Well, you want a 'blueprint' for the permissions, where you set the
system defaults, I called it template.
> The only thing we're adding here over regular permissions is the
> aforementioned ability to auto-add new attributes on upgrades.
> We just need a special "managed" permission for each object's "anon
> read", "auth read", "self read", "self write", etc.
> I propose a new Permission type with three lists:
> attributes added by IPA,
^^^ this is equivalent to what I called 'template', only you make it
read-only for admins
> attributes added by the admin, and attributes removed by the admin.
^^^ and this sounds like a read-write, second order version of a
I am not entirely sure I like the complexity of layered templates, but I
do understand the proposal, and will think a little bit more about it, I
am not opposed in principle to your scheme.
> On IPA updates, new items can be added to the first list, and the ACI
> gets regenerated from all three. This ensures that an admin's changes
> get preserved across updates.
How do you handle a case where we add 'read-only by admin' for an
attribute that was not in the default ACI list at all previously, but
the admin already added 'read by everyone' in the custom ACI ?
This is the kind of thing that makes me dislike the 2 separate sets, now
you need intra-set conflict resolution.
> If we mark a Permission as SYSTEM, old IPA versions won't try to locate
> or touch its ACI, but they'll still be able to add it to privileges and
> roles using the existing API/CLI/UI.
I do not understand the nuances of this SYSTEM permission, can you
explain why we want it, and why it should't "locate or touch its ACI"
whatever it really means ?
> So we'd have something like:
> cn=Read Users,cn=permissions,cn=pbac,$SUFFIX
> objectclass: ipaPermission
> objectclass: ipaManagedPermission
> ipaDefaultAttributes: <multivalue list>
> ipaAdminAddedAttributes: <multivalue list>
> ipaAdminExcludedAttributes: <multivalue list>
> ipaPermissionType: SYSTEM
> Admins that don't want IPA updates messing with their ACIs can just
> remove the permission from privileges and add custom plain permissions
> (Or possibly even convert the default permission to non-managed, or
> delete it -- if we write UI to do+undo these actions.)
Sounds a bit fragile, I think you never want to remove system defaults,
because you will always want to be able to go back to a known state if
you mess up. Maybe we can mark something as DISABLED and preserve
> >>>>> # Combining read rights
> >>>>> I think (read, search, compare) should be exposed in permission objects
> >>>>> as a single right. Or is there a reason to keep it split?

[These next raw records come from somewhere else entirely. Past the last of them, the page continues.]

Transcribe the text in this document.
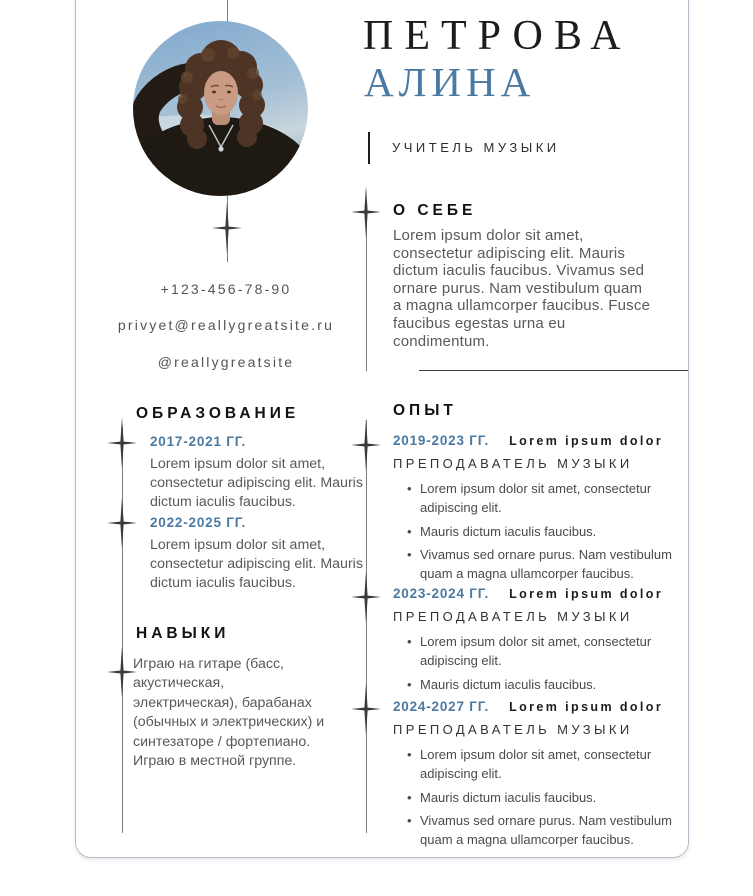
ПЕТРОВА
АЛИНА
УЧИТЕЛЬ МУЗЫКИ
+123-456-78-90
privyet@reallygreatsite.ru
@reallygreatsite
О СЕБЕ
Lorem ipsum dolor sit amet, consectetur adipiscing elit. Mauris dictum iaculis faucibus. Vivamus sed ornare purus. Nam vestibulum quam a magna ullamcorper faucibus. Fusce faucibus egestas urna eu condimentum.
ОБРАЗОВАНИЕ
2017-2021 ГГ.
Lorem ipsum dolor sit amet, consectetur adipiscing elit. Mauris dictum iaculis faucibus.
2022-2025 ГГ.
Lorem ipsum dolor sit amet, consectetur adipiscing elit. Mauris dictum iaculis faucibus.
НАВЫКИ
Играю на гитаре (басс, акустическая, электрическая), барабанах (обычных и электрических) и синтезаторе / фортепиано. Играю в местной группе.
ОПЫТ
2019-2023 ГГ. Lorem ipsum dolor
ПРЕПОДАВАТЕЛЬ МУЗЫКИ
• Lorem ipsum dolor sit amet, consectetur adipiscing elit.
• Mauris dictum iaculis faucibus.
• Vivamus sed ornare purus. Nam vestibulum quam a magna ullamcorper faucibus.
2023-2024 ГГ. Lorem ipsum dolor
ПРЕПОДАВАТЕЛЬ МУЗЫКИ
• Lorem ipsum dolor sit amet, consectetur adipiscing elit.
• Mauris dictum iaculis faucibus.
2024-2027 ГГ. Lorem ipsum dolor
ПРЕПОДАВАТЕЛЬ МУЗЫКИ
• Lorem ipsum dolor sit amet, consectetur adipiscing elit.
• Mauris dictum iaculis faucibus.
• Vivamus sed ornare purus. Nam vestibulum quam a magna ullamcorper faucibus.
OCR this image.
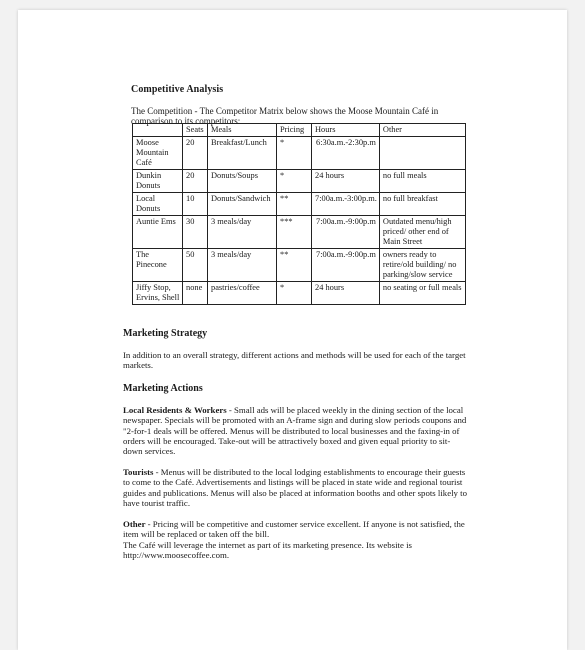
Competitive Analysis
The Competition - The Competitor Matrix below shows the Moose Mountain Café in comparison to its competitors:
	Seats	Meals	Pricing	Hours	Other
Moose Mountain Café	20	Breakfast/Lunch	*	6:30a.m.-2:30p.m	
Dunkin Donuts	20	Donuts/Soups	*	24 hours	no full meals
Local Donuts	10	Donuts/Sandwich	**	7:00a.m.-3:00p.m.	no full breakfast
Auntie Ems	30	3 meals/day	***	7:00a.m.-9:00p.m	Outdated menu/high priced/ other end of Main Street
The Pinecone	50	3 meals/day	**	7:00a.m.-9:00p.m	owners ready to retire/old building/ no parking/slow service
Jiffy Stop, Ervins, Shell	none	pastries/coffee	*	24 hours	no seating or full meals
Marketing Strategy
In addition to an overall strategy, different actions and methods will be used for each of the target markets.
Marketing Actions
Local Residents & Workers - Small ads will be placed weekly in the dining section of the local newspaper. Specials will be promoted with an A-frame sign and during slow periods coupons and "2-for-1 deals will be offered. Menus will be distributed to local businesses and the faxing-in of orders will be encouraged. Take-out will be attractively boxed and given equal priority to sit-down services.
Tourists - Menus will be distributed to the local lodging establishments to encourage their guests to come to the Café. Advertisements and listings will be placed in state wide and regional tourist guides and publications. Menus will also be placed at information booths and other spots likely to have tourist traffic.
Other - Pricing will be competitive and customer service excellent. If anyone is not satisfied, the item will be replaced or taken off the bill.
The Café will leverage the internet as part of its marketing presence. Its website is
http://www.moosecoffee.com.
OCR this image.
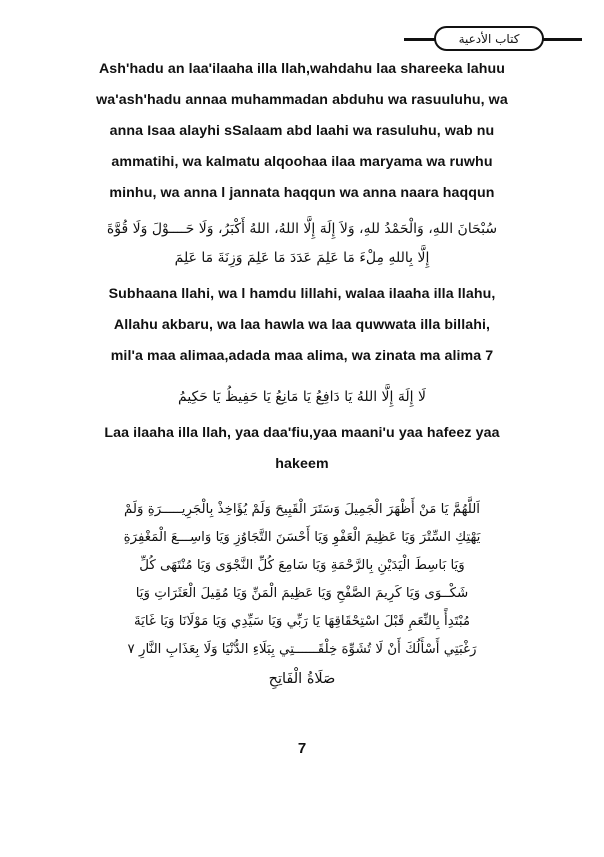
كتاب الأدعية
Ash'hadu an laa'ilaaha illa llah,wahdahu laa shareeka lahuu
wa'ash'hadu annaa muhammadan abduhu wa rasuuluhu, wa
anna Isaa alayhi sSalaam abd laahi wa rasuluhu, wab nu
ammatihi, wa kalmatu alqoohaa ilaa maryama wa ruwhu
minhu, wa anna l jannata haqqun wa anna naara haqqun
سُبْحَانَ اللهِ، وَالْحَمْدُ للهِ، وَلاَ إِلَهَ إِلَّا اللهُ، اللهُ أَكْبَرُ، وَلَا حَــــوْلَ وَلَا قُوَّةَ
إِلَّا بِاللهِ مِلْءَ مَا عَلِمَ عَدَدَ مَا عَلِمَ وَزِنَةَ مَا عَلِمَ
Subhaana llahi, wa l hamdu lillahi, walaa ilaaha illa llahu,
Allahu akbaru, wa laa hawla wa laa quwwata illa billahi,
mil'a maa alimaa,adada maa alima, wa zinata ma alima 7
لَا إِلَهَ إِلَّا اللهُ يَا دَافِعُ يَا مَانِعُ يَا حَفِيظُ يَا حَكِيمُ
Laa ilaaha illa llah, yaa daa'fiu,yaa maani'u yaa hafeez yaa
hakeem
اَللَّهُمَّ يَا مَنْ أَظْهَرَ الْجَمِيلَ وَسَتَرَ الْقَبِيحَ وَلَمْ يُؤَاخِذْ بِالْجَرِيـــــرَةِ وَلَمْ
يَهْتِكِ السِّتْرَ وَيَا عَظِيمَ الْعَفْوِ وَيَا أَحْسَنَ التَّجَاوُزِ وَيَا وَاسِـــعَ الْمَغْفِرَةِ
وَيَا بَاسِطَ الْيَدَيْنِ بِالرَّحْمَةِ وَيَا سَامِعَ كُلِّ النَّجْوَى وَيَا مُنْتَهَى كُلِّ
شَكْــوَى وَيَا كَرِيمَ الصَّفْحِ وَيَا عَظِيمَ الْمَنِّ وَيَا مُقِيلَ الْعَثَرَاتِ وَيَا
مُبْتَدِأً بِالنِّعَمِ قَبْلَ اسْتِحْقَاقِهَا يَا رَبِّي وَيَا سَيِّدِي وَيَا مَوْلَانَا وَيَا غَايَةَ
رَغْبَتِي أَسْأَلُكَ أَنْ لَا تُشَوِّهَ خِلْقَــــــتِي بِبَلَاءِ الدُّنْيَا وَلَا بِعَذَابِ النَّارِ ٧
صَلَاةُ الْفَاتِحِ
7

> >>>> Yes, they are separate for a reason. Using only search and compare isn't
> >>>> common, but it isn't unheard of either. For example, to be able to
> >>>> detect the
> >>>> presence of an attribute you can provide just the search permission.
> >>> Wouldn't most users use the (read, search, compare) triple? It would
> >>> lower our
> >>> number of ACIs significantly if we do not have 3 permissions per each
> >>> object.
> >> There is nothing to prevent an ACI from containing multiple permissions.
> >> I wasn't proposing that. But rolling these three logically into the same
> >> thing in IPA I think is short-sighted.
> > I think it would make sense for an optimizer ACI generator to come later
> > at a second stage, where we go through the generated list and combine
> > ACIs together.
> > Ie the first version could generate three distinct ACIs for read, search
> > and compare, and later on we add an optimizer that consolidates them
> > into a single ACI.
> For the default permissions I'd rather generate ACIs with all three.
> Admins (or IPA if needed) can add an additional permission if some
> attribute only needs search.
I do not have a strong opinion here (yet).